Dulces como el otoño. Blandos como confituras. Hablamos de una de nuestras delicias en tiempo de seronda.
Un placer, sí, señor.

Categoría: Bajo Nalón Comentarios(9) octubre 2008

9 Respuestas a “Figos”

  1. Lliteratu Says:

    Consigue usted crear atmósferas de forma extraordinaria,y lo hace cuando cuenta aquello que tantas veces ha contemplado y en un momento dado decide, como dirían ahora, ponerlo en palabras.
    Es una pena que se prodigue tan poco describiendo.
    Algunos, como le tengo dicho, se lo agradeceríamos mucho.

  2. Laura Says:

    En artículos como éste, me parece que, más que ventanas, lo que abres son balcones para oxigenarte frente a una realidad política y social que se te vuelve irresperable, pero de la que no puedes ni quieres prescindir.
    En todo caso, coincido con Lliteratu en que se agradecen estos artículos tuyos donde la política no ocupa lugar. Describes bien y ventilas mejor, Luis.

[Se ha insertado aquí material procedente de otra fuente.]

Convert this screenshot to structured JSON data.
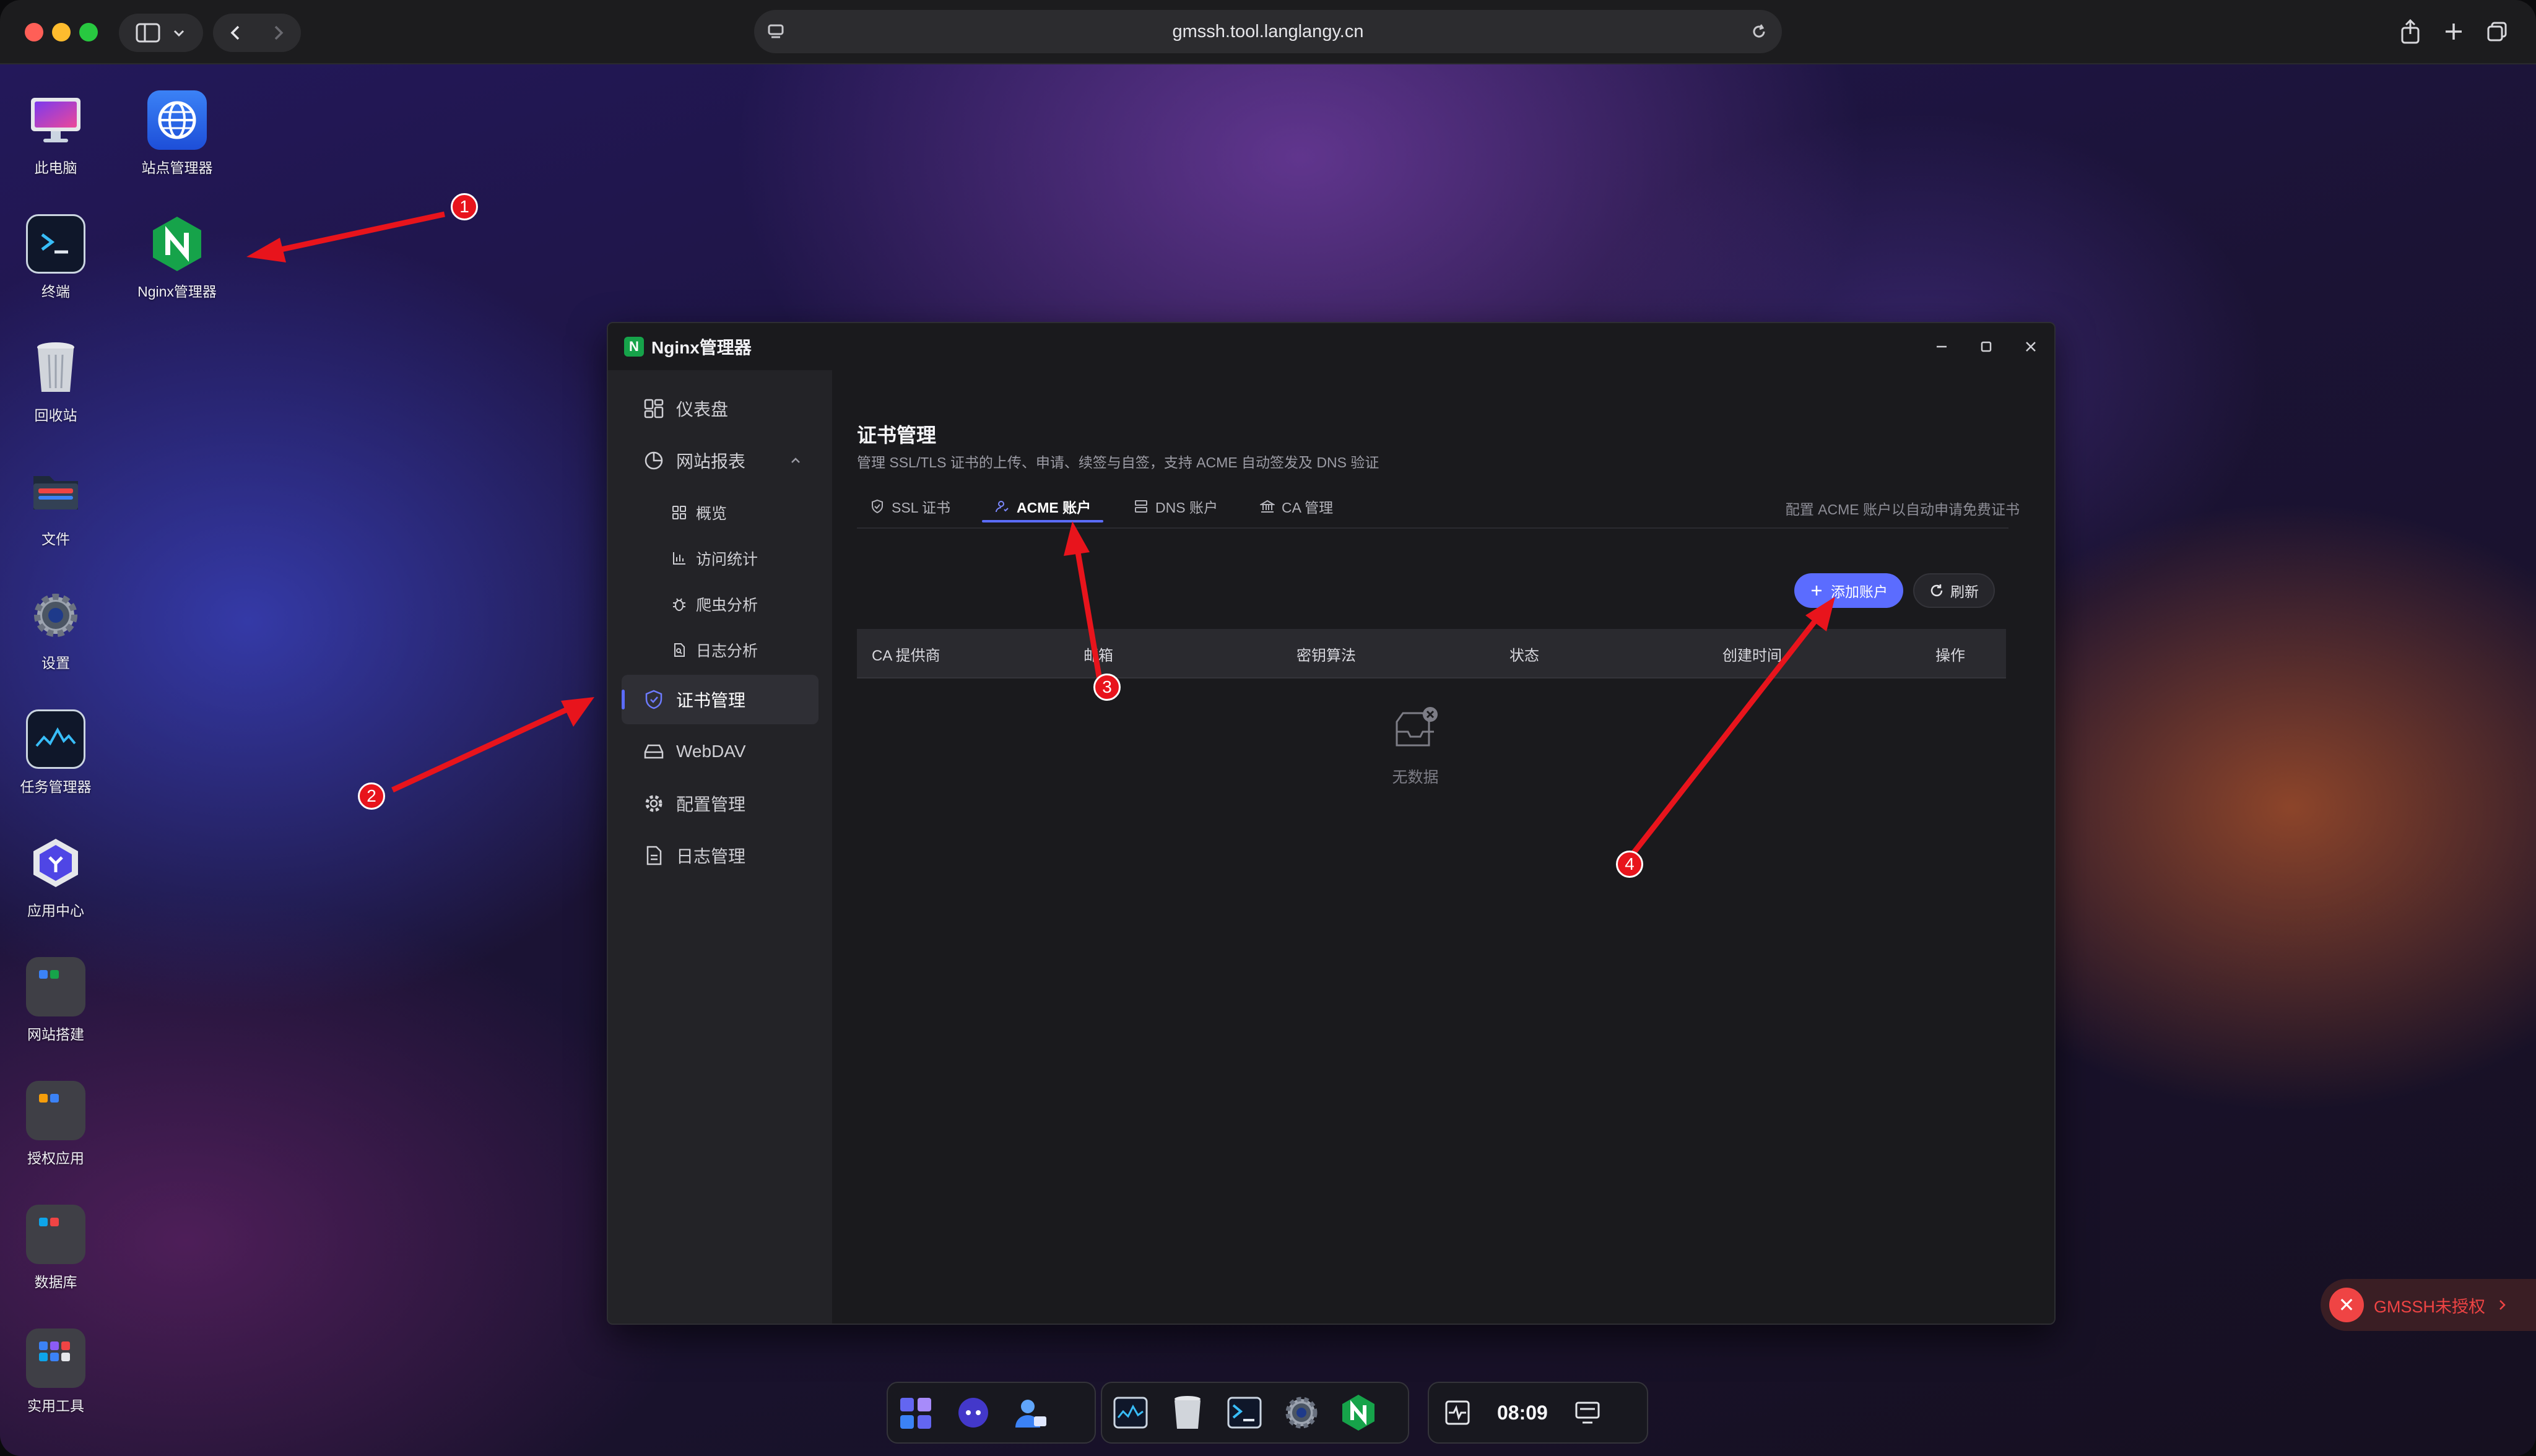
{
  "browser": {
    "url": "gmssh.tool.langlangy.cn",
    "icons": [
      "sidebar-toggle-icon",
      "chevron-down-icon",
      "back-icon",
      "forward-icon",
      "reload-icon",
      "share-icon",
      "new-tab-icon",
      "tabs-overview-icon"
    ]
  },
  "desktop": {
    "icons": [
      {
        "label": "此电脑",
        "icon": "monitor-icon"
      },
      {
        "label": "站点管理器",
        "icon": "globe-icon"
      },
      {
        "label": "终端",
        "icon": "terminal-icon"
      },
      {
        "label": "Nginx管理器",
        "icon": "nginx-icon"
      },
      {
        "label": "回收站",
        "icon": "trash-icon"
      },
      {
        "label": "文件",
        "icon": "folder-icon"
      },
      {
        "label": "设置",
        "icon": "gear-icon"
      },
      {
        "label": "任务管理器",
        "icon": "activity-icon"
      },
      {
        "label": "应用中心",
        "icon": "app-center-icon"
      },
      {
        "label": "网站搭建",
        "icon": "folder-group-icon"
      },
      {
        "label": "授权应用",
        "icon": "folder-group-icon"
      },
      {
        "label": "数据库",
        "icon": "folder-group-icon"
      },
      {
        "label": "实用工具",
        "icon": "folder-group-icon"
      }
    ]
  },
  "window": {
    "title": "Nginx管理器",
    "logo_letter": "N",
    "controls": [
      "minimize-icon",
      "maximize-icon",
      "close-icon"
    ]
  },
  "sidebar": {
    "items": [
      {
        "label": "仪表盘",
        "icon": "dashboard-icon"
      },
      {
        "label": "网站报表",
        "icon": "chart-pie-icon",
        "expanded": true
      },
      {
        "label": "概览",
        "icon": "grid-icon"
      },
      {
        "label": "访问统计",
        "icon": "bar-chart-icon"
      },
      {
        "label": "爬虫分析",
        "icon": "bug-icon"
      },
      {
        "label": "日志分析",
        "icon": "file-search-icon"
      },
      {
        "label": "证书管理",
        "icon": "shield-icon",
        "active": true
      },
      {
        "label": "WebDAV",
        "icon": "drive-icon"
      },
      {
        "label": "配置管理",
        "icon": "gear-icon"
      },
      {
        "label": "日志管理",
        "icon": "document-icon"
      }
    ]
  },
  "main": {
    "title": "证书管理",
    "description": "管理 SSL/TLS 证书的上传、申请、续签与自签，支持 ACME 自动签发及 DNS 验证",
    "tabs": [
      {
        "label": "SSL 证书",
        "icon": "shield-icon"
      },
      {
        "label": "ACME 账户",
        "icon": "user-icon",
        "active": true
      },
      {
        "label": "DNS 账户",
        "icon": "server-icon"
      },
      {
        "label": "CA 管理",
        "icon": "bank-icon"
      }
    ],
    "tab_hint": "配置 ACME 账户以自动申请免费证书",
    "add_button": "添加账户",
    "refresh_button": "刷新",
    "table": {
      "columns": [
        "CA 提供商",
        "邮箱",
        "密钥算法",
        "状态",
        "创建时间",
        "操作"
      ],
      "rows": []
    },
    "empty_text": "无数据"
  },
  "annotations": [
    "1",
    "2",
    "3",
    "4"
  ],
  "badge": {
    "text": "GMSSH未授权"
  },
  "dock": {
    "clock": "08:09",
    "items": [
      "app-grid-icon",
      "assistant-icon",
      "user-manage-icon",
      "activity-icon",
      "trash-icon",
      "terminal-icon",
      "gear-icon",
      "nginx-icon",
      "monitor-pulse-icon",
      "display-icon"
    ]
  },
  "colors": {
    "accent": "#5b6cff",
    "annotation": "#e8141c",
    "nginx": "#16a34a",
    "warning": "#ef4444"
  }
}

  3. Piecho categorial Says:

    Excelente texto, con ese tono agridulce que usted sabe darles a los textos descriptivos, especialmente a aquéllos que tratan de Asturias.
    Sin ruido y sin furia, con tersura.

  4. Alicia Says:

    Es verdad que las figales suelen ser viejas y que los figos se “estrapayan” al tocar el suelo. Y, ante todo, es cierto que, cuando dejas la política, muestras mejor el escritor que eres.

  5. Ana Says:

    Cuando era pequeña, recuerdo que me decían que la “leche” de higo era muy buena contra las verrugas. Puede que por eso no haya saboreado los figos hasta casi el final de la adolescencia.
    Gracias por tu artículo.

  6. Atónito y sobrio Says:

    Bien está que un republicano irredento como usted se dedique un día como hoy en que Oviedo parece Camelot a hablar del paisaje astur, obviando los fastos que tienen lugar en la heroica capital clariniana.
    ¡Qué buena ocasión aprovechada para escribir sibre los figos!

  7. Isabel Says:

    No es fácil encontrar en la prensa una descripción más bonita y concisa de lo que es el amueblamiento natural de nuestro paisaje rural.
    Se agradecerían más artículos así.

  8. Cornelius Says:

    Le falta a usted hablar de los higos pasos que están en los tarros, que no sería mala metáfora para hablar de la política municipal de la Asturias que usted conoce tan a fondo.
    Son muchos los higos pasos que ofician de alcaldes en el occidente asturiano, don Luis.

  9. fabiola Says:

    Una vez más, como el buen artesano, con palabras ha tejido un texto que refleja la belleza serena del otoño.Siga describiendo estos paisajes otoñales,que suponen un respiro para ese master sobre economía que parece que últimamente todos estamos obligados a hacer.Gracias por este precioso texto.